Simultaneous quantification of transcript abundance for multiple genes. Single-cell level measurement of gene expression changes for three genes, TNF (cyan), IL1B (magenta), and PGK1 (yellow) assayed in the same reaction in primary human monocytes stained with DAPI (gray). (A) Time-series showing HCR signals for TNF, IL1B, and PGK1 following vehicle or LPS (1 ng/mL) stimulation at 15-, 30-, and 60-min time points. Magnification: 60×. Scale bar for full FOV: 20 microns. Scale bar for inset: 10 microns. (B) Scatter plots of TNF and IL1B gene expression, quantified as the number of HCR spots per cell. Cells were stimulated with vehicle or LPS for 30 min before hcHCR. Least-squares regression lines are in red. r = Pearson correlation coefficient. (C) Appearance of large and bright nuclear IL1B or TNF HCR spots in the cell nucleus upon LPS stimulation (arrowheads). Magnification: 60×. Scale bar: 10 microns. (D) Line plots of gene expression changes, measured simultaneously by hcHCR, for TNF, IL1B, and PGK1 before and after LPS (1 ng/mL) stimulation at different time points. Results of three independent experiments performed on cells from unrelated healthy human donors. P-values are from a Kruskal–Wallis one-way ANOVA on ranks. (E) Scatter plots of IL1B and TNF expression after LPS stimulation at six concentrations (0, 0.01, 0.1, 1, 10, or 100 ng/mL) and five time points (0, 15, 30, 60, or 120 min). (F) Line plots of gene expression, measured simultaneously by hcHCR, for TNF, IL1B, and PGK1 after 15 min of LPS (1 ng/mL) stimulation at different concentrations. Results of three independent experiments performed on cells from unrelated healthy human donors. P-values are from a Kruskal–Wallis test (one-way ANOVA on ranks).

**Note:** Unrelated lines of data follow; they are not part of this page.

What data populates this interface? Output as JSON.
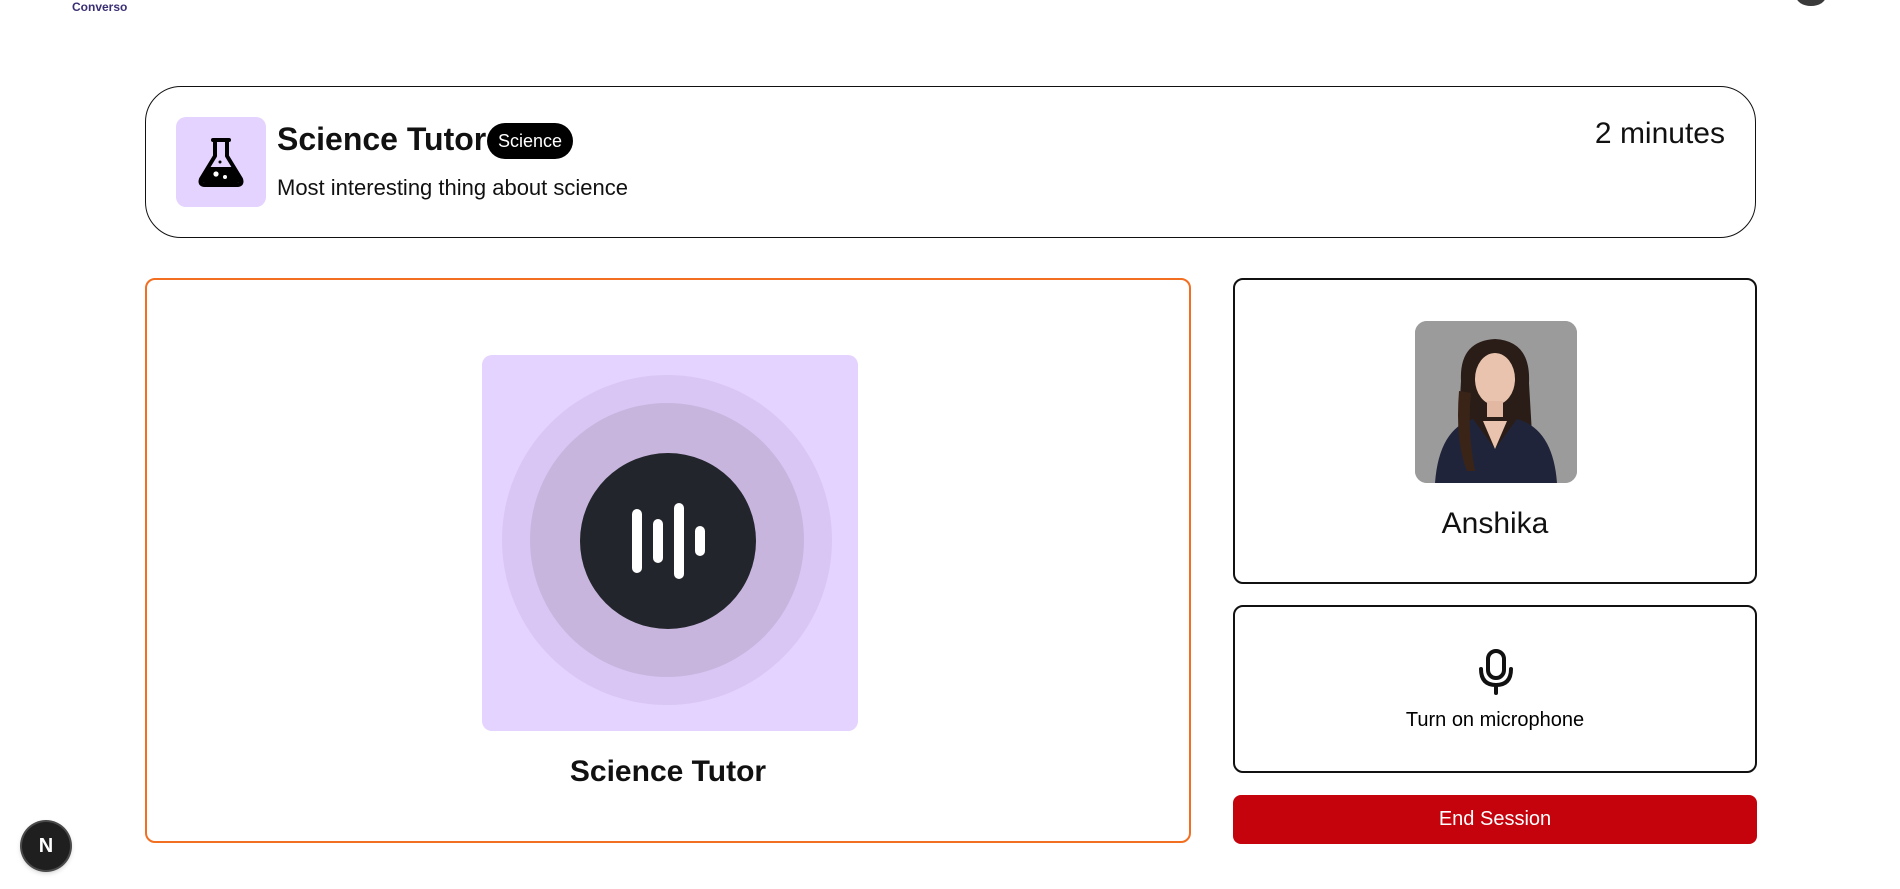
{
  "app": {
    "brand": "Converso"
  },
  "companion": {
    "name": "Science Tutor",
    "subject": "Science",
    "topic": "Most interesting thing about science",
    "duration": "2 minutes",
    "subject_icon": "flask-icon",
    "accent_color": "#e4d2ff"
  },
  "session": {
    "tutor_label": "Science Tutor",
    "user_name": "Anshika",
    "mic_label": "Turn on microphone",
    "end_label": "End Session",
    "panel_border_color": "#f26f21",
    "end_button_color": "#c4030c"
  },
  "dev_badge": {
    "letter": "N"
  }
}
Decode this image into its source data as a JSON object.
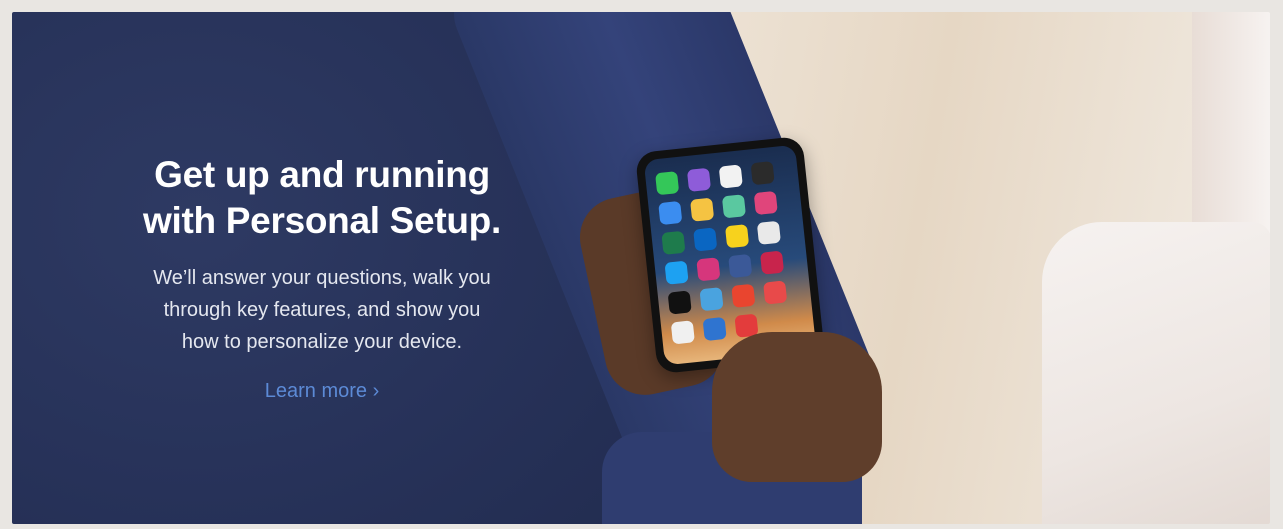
{
  "banner": {
    "headline_line1": "Get up and running",
    "headline_line2": "with Personal Setup.",
    "body_line1": "We’ll answer your questions, walk you",
    "body_line2": "through key features, and show you",
    "body_line3": "how to personalize your device.",
    "link_label": "Learn more",
    "link_chevron": "›",
    "colors": {
      "panel": "#273259",
      "link": "#5c8ad6",
      "text": "#ffffff"
    }
  }
}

Assessment of technical and biological variation in hcHCR measurements

We then evaluated the reproducibility of hcHCR in measuring gene expression changes upon a chemical treatment. Human primary monocytes were purified from three unrelated healthy donors. For each biological replicate, each assay was performed in 12 technical replicates (wells). To incorporate measurements of both up- and down-regulation of gene expression in this assessment, we performed in vitro stimulation with LPS for 30 min, followed by treatment with methylprednisolone or vehicle. We again performed multiplexed hcHCR with three genes: TNF, IL1B, and PGK1. TNF and IL1B expression are known to be reduced in primary human monocytes in response to glucocorticoids, whereas PGK1 is not glucocorticoid-responsive (Cao et al. 2021). We observed a 12-fold induction of TNF expression when comparing unstimulated with LPS-stimulated monocytes (Fig. 5A). As expected, in vitro treatment of LPS-stimulated cells with MP reduced TNF expression to less than one-half when compared with the LPS-stimulated samples that were not treated with MP (Fig. 5A). Similarly, we observed a sevenfold induction of IL1B in the presence of LPS, and a reduction of IL1B expression by more than one-half compared to the LPS-stimulated samples, when monocytes were subsequently treated with MP (Fig. 5B). These results were consistent in the three biological replicates (Fig. 5A,B). In contrast, no significant induction by LPS or response to MP was observed for the negative control gene PGK1 (Fig. 5C).

FIGURE 5.

Assessment of technical and biological variation in hcHCR data. Human primary monocytes were obtained from three unrelated healthy donors (biological replicates) and hcHCR was performed with TNF (A), IL1B (B), or PGK1 (C) as the target mRNAs in 12 wells per donor (technical replicates). Measurements were performed at baseline (no LPS), after stimulation with 1 ng/mL LPS for 30 min followed by vehicle treatment (0.1% EtOH) for 2 h (LPS + Vehicle), or after stimulation with 1 ng/mL LPS for 30 min followed by methylprednisolone treatment (200 µg/dL) for 2-h (LPS + MP). Each dot represents one biological replicate. Colored error bars display the mean ± SD of the 12 technical replicates measured in each biological replicate. Gray error bars display the mean ± SD of the biological replicates.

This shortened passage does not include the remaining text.